There are many primary schools that were started during the tenure of the Malabar District Board. Most of the primary schools were upgraded during 1955–1959. This universalization of the schools helped the minority communities and the scheduled caste communities to get access to education. People across the society came forward to establish these schools, inculcating higher values. At a time when even untouchability existed, all sections of the community were allowed to attend school.

=== Maniyur Panchayath HSS ===
The only Higher Secondary School in Maniyur Panchayath is the Government HSS Maniyur. Its former name was Maniyoor Panchayath HSS and this was changed to the GHSS Maniyur when the Kerala government took control over this school which was under the control of the panchayat previously.

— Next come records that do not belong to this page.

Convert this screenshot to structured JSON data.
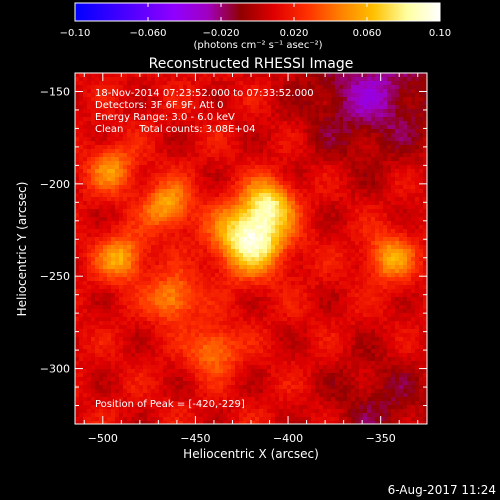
{
  "chart_data": {
    "type": "heatmap",
    "title": "Reconstructed RHESSI Image",
    "xlabel": "Heliocentric X (arcsec)",
    "ylabel": "Heliocentric Y (arcsec)",
    "xlim": [
      -515,
      -325
    ],
    "ylim": [
      -330,
      -140
    ],
    "x_ticks": [
      -500,
      -450,
      -400,
      -350
    ],
    "y_ticks": [
      -300,
      -250,
      -200,
      -150
    ],
    "x_tick_labels": [
      "−500",
      "−450",
      "−400",
      "−350"
    ],
    "y_tick_labels": [
      "−300",
      "−250",
      "−200",
      "−150"
    ],
    "colorbar": {
      "range": [
        -0.1,
        0.1
      ],
      "ticks": [
        -0.1,
        -0.06,
        -0.02,
        0.02,
        0.06,
        0.1
      ],
      "tick_labels": [
        "−0.10",
        "−0.060",
        "−0.020",
        "0.020",
        "0.060",
        "0.10"
      ],
      "units_label": "(photons cm⁻² s⁻¹ asec⁻²)",
      "colormap": [
        "#0000ff",
        "#3000ff",
        "#6000ff",
        "#9000ff",
        "#a000c0",
        "#900000",
        "#e00000",
        "#ff3000",
        "#ff8000",
        "#ffc000",
        "#ffffa0",
        "#ffffff"
      ]
    },
    "annotations": [
      "18-Nov-2014 07:23:52.000 to 07:33:52.000",
      "Detectors: 3F 6F 9F, Att 0",
      "Energy Range: 3.0 - 6.0 keV",
      "Clean     Total counts: 3.08E+04"
    ],
    "peak_label": "Position of Peak = [-420,-229]",
    "peak": {
      "x": -420,
      "y": -229,
      "value": 0.1
    },
    "sources": [
      {
        "x": -420,
        "y": -229,
        "value": 0.1
      },
      {
        "x": -410,
        "y": -210,
        "value": 0.06
      },
      {
        "x": -465,
        "y": -212,
        "value": 0.055
      },
      {
        "x": -490,
        "y": -240,
        "value": 0.055
      },
      {
        "x": -462,
        "y": -262,
        "value": 0.05
      },
      {
        "x": -345,
        "y": -240,
        "value": 0.052
      },
      {
        "x": -495,
        "y": -192,
        "value": 0.045
      },
      {
        "x": -440,
        "y": -290,
        "value": 0.045
      }
    ],
    "grid": false
  },
  "footer_date": "6-Aug-2017 11:24"
}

The school was started on 1 June 1996 and became a higher secondary school only after 2004. It follows the SCERT syllabus. This school has great achievements in both arts and sports and it even received national recognition. The school have classes from 8-12 with malayalam and english medium.

This school also belonged to the solar schools project of Kozhikode District panchayath which tried to make enough electricity for daily usage with solar power panels for energy.

=== Higher education institutions ===

==== IGNOU ====
Indira Gandhi National Open University promotes distance education. A center of Indira Gandhi National Open University is functioning in Maniyur Panchayath. The panchayat has allotted 2 acres of land for the construction of IGNOU building. Construction of this building was inaugurated in 2016.

==== MHES (Muslim Higher Education Society) ====
This educational institution is located in the 9th ward of the panchayat under Malabar Higher Education Society, a private institution. Undergraduate and Postgraduate courses in various disciplines and streams are available in this Institution.

==== Maniyur Engineering College / College of Engineering Vadakara (CEV) ====
The College of Engineering Vadakara (CEV) is an engineering college situated in Maniyur, in Kozhikode district of Kerala, established in 1999. The college is affiliated to APJ Abdul Kalam Technological University and approved by All India Council for Technical Education (AICTE).The first Engineering College under the Co-operative Academy of Professional Education (CAPE).

- The college is accredited by NAAC with 'B+' Grade.
- The college is an ISO 9001 – 2015 certified Institution.

Now in the covid situation some part of this is converted in to a covid first line treatment centre

== Agriculture ==
In the past, agriculture was Maniyur's main source of livelihood, with the area under cultivation stretching more than 2,000 acres. Later it was reduced to 300 acres. Cherandathoor Chira, the largest collection of paddy in the panchayat, is known as the paddy field of Vadakara. Under the leadership of B Sureshbabu, who took over the administration in 2010, efforts were made to reclaim the paddy and by 2016 the cultivation had expanded again to cover 900 acres.